Em Foco 2608

A ausência de ônibus nas ruas da Região Metropolitana do Recife revela um problema que afeta até quem não sabe mais o que é enfrentar viagens desconfortáveis em veículos lotados com profissionais insatisfeitos. O sistema de gerenciamento do transporte coletivo que movimenta por dia dois milhões de usuários precisa ser rediscutido. Apesar de ser público, através do sistema de concessões, são os empresários que tomaram as rédeas e, alegando prejuízo, contestaram na Justiça do Trabalho o reajuste arbitrado para motoristas e cobradores. Tema do Em Foco do Diario desta terça-feira, na análise de Luce Pereira.

Pesadelos urbanos

Um dia para usuário de ônibus do Recife esquecer. Em apenas quatro horas com a frota reduzida, os transtornos se repetiram e nada garante que cessaram. Esta quinta-feira dirá

Luce Pereira

Agosto não é só o mês mais temido do ano porque ao longo da História registra terríveis “coincidências”. Para a classe trabalhadora, é também aquele em que empresas de ônibus e os empregados delas não se entendem sobre o índice de reajuste reivindicado na campanha salarial – e então o transtorno se repete, a exemplo de sexta-feira e de ontem: filas, gente revoltada, trânsito travado em vários pontos do Recife, funcionários recorrendo ao celular com a justificativa da impossibilidade de comparecer. Um dia de prejuízos para todos os lados, como são os grandes pesadelos urbanos.
No entanto, o movimento de paralisação iniciado sexta-feira nem de longe lembra os transtornos vividos na greve de 2013, quando a violência tomou as ruas e a prioridade dos usuários deixou de ser a ida ou a volta do trabalho para ser a segurança pessoal.
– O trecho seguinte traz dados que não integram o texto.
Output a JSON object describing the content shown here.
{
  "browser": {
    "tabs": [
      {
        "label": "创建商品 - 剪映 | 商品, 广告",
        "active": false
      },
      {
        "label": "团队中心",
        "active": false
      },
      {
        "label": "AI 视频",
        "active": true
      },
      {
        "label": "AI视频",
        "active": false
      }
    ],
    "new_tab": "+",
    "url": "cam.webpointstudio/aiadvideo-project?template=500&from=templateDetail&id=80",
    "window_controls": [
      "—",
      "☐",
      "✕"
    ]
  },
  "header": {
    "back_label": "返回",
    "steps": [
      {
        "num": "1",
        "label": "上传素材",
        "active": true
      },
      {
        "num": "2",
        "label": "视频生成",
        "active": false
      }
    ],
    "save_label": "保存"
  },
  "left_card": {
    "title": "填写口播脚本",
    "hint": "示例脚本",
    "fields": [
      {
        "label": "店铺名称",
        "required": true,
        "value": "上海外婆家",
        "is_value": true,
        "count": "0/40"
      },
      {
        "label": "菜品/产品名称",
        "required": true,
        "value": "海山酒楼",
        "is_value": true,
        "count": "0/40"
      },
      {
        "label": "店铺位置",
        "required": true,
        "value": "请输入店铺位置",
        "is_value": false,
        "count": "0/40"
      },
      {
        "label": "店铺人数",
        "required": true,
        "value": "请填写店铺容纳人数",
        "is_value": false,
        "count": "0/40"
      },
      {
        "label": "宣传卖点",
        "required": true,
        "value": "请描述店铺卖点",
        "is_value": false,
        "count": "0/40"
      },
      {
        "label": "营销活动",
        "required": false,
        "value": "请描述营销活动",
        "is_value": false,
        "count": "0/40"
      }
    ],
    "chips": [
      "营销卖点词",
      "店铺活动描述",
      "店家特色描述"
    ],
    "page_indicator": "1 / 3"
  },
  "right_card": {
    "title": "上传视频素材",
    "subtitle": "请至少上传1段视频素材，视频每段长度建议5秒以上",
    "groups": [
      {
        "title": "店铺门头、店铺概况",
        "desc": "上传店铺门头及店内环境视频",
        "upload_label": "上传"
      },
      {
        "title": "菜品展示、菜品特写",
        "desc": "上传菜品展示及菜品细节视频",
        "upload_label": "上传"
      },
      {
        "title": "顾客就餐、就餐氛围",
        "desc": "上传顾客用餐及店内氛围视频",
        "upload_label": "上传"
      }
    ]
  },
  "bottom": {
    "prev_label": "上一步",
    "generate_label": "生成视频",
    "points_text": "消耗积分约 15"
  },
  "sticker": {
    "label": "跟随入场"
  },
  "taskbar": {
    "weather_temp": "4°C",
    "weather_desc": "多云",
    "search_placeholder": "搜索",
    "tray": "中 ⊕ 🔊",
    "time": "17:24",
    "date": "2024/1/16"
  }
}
Diferentemente, este tem uma trégua já no começo. Hoje, advogados do Sindicato dos Rodoviários viajam a Brasília para tentar reverter a decisão do Tribunal Superior do Trabalho, que, julgando favorável ação movida pelo Urbana-PE, derrubou o reajuste de 10%, reduzindo-o a 6%.
Ou seja, se retornarem ao Recife de mãos abanando, nada garante que motoristas e cobradores vão decidir aceitar a nova realidade, sobretudo porque encontraram uma maneira de fugir do argumento de ilegalidade por descumprimento de medida judicial: vão parar em intervalos como fizeram ontem, complicando, por mais de quatro horas, a vida de quem precisava chegar cedo ao trabalho. Trocando em miúdos, acreditam que poderão escapar da pesada conta cobrada pela Justiça com a justificativa de que não entraram em greve.
Mas é bom dizer que, seja em que mês for, o transporte público de passageiros é pedra no sapato dos usuários, diariamente desafiados a conviver com as agruras de uma frota de ônibus ultrapassada em todos os sentidos. Se nem mesmo o órgão que funciona como gestor da área – o Grande Recife Consórcio – sabe explicar a fórmula usada pelos empresários do setor para chegar aos cálculos apresentados (os atuais mostram, segundo eles, um déficit mensal de R$ 7 milhões), significa que o número pode não corresponder nem de perto à realidade. De acordo com o Urbana-PE, seria o sindicato a bancar a operação, retirando de outros itens da planilha de custos o valor defasado.
Algo como pagar para trabalhar? Se fosse, o segmento estaria na contramão de todas as tendências, assinando recibo sobre a própria incapacidade de sobreviver. Mesmo ganhando do estado e das prefeituras do Recife e de Olinda isenção sobre dois dos impostos mais pesados – o ICMS e o ISS –, na compra de veículos e combustíveis, a partir da licitação do sistema de transporte público. A propósito, não é de agora que existe excesso de expectativa e curiosidade em torno da cortina de fumaça atrás da qual repousam dados fundamentais para a população poder entender de onde vem a alegada dificuldade.
Foi o próprio Grande Recife a reconhecer que os empresários bancam os custos do Consórcio, o que resulta numa operação onde fiscalizar e prestar contas acaba virando um pacto (tácito que seja) de ótima vizinhança – onde as partes só compartilham amenidades, nunca responsabilidades.
Enquanto isso, no Via Livre, a operação dos BRTs se arrasta. Dos sete lotes, apenas dois foram licitados e os grandes corredores (Norte e Sul) ainda não ficaram prontos. Ao lado dos poucos que circulam, seguem os ultrapassados e mal conservados ônibus da frota convencional. É a partir do aspecto da maioria que começam as dúvidas sobre se as “lágrimas” do Urbana-PE fazem sentido. Parece que não.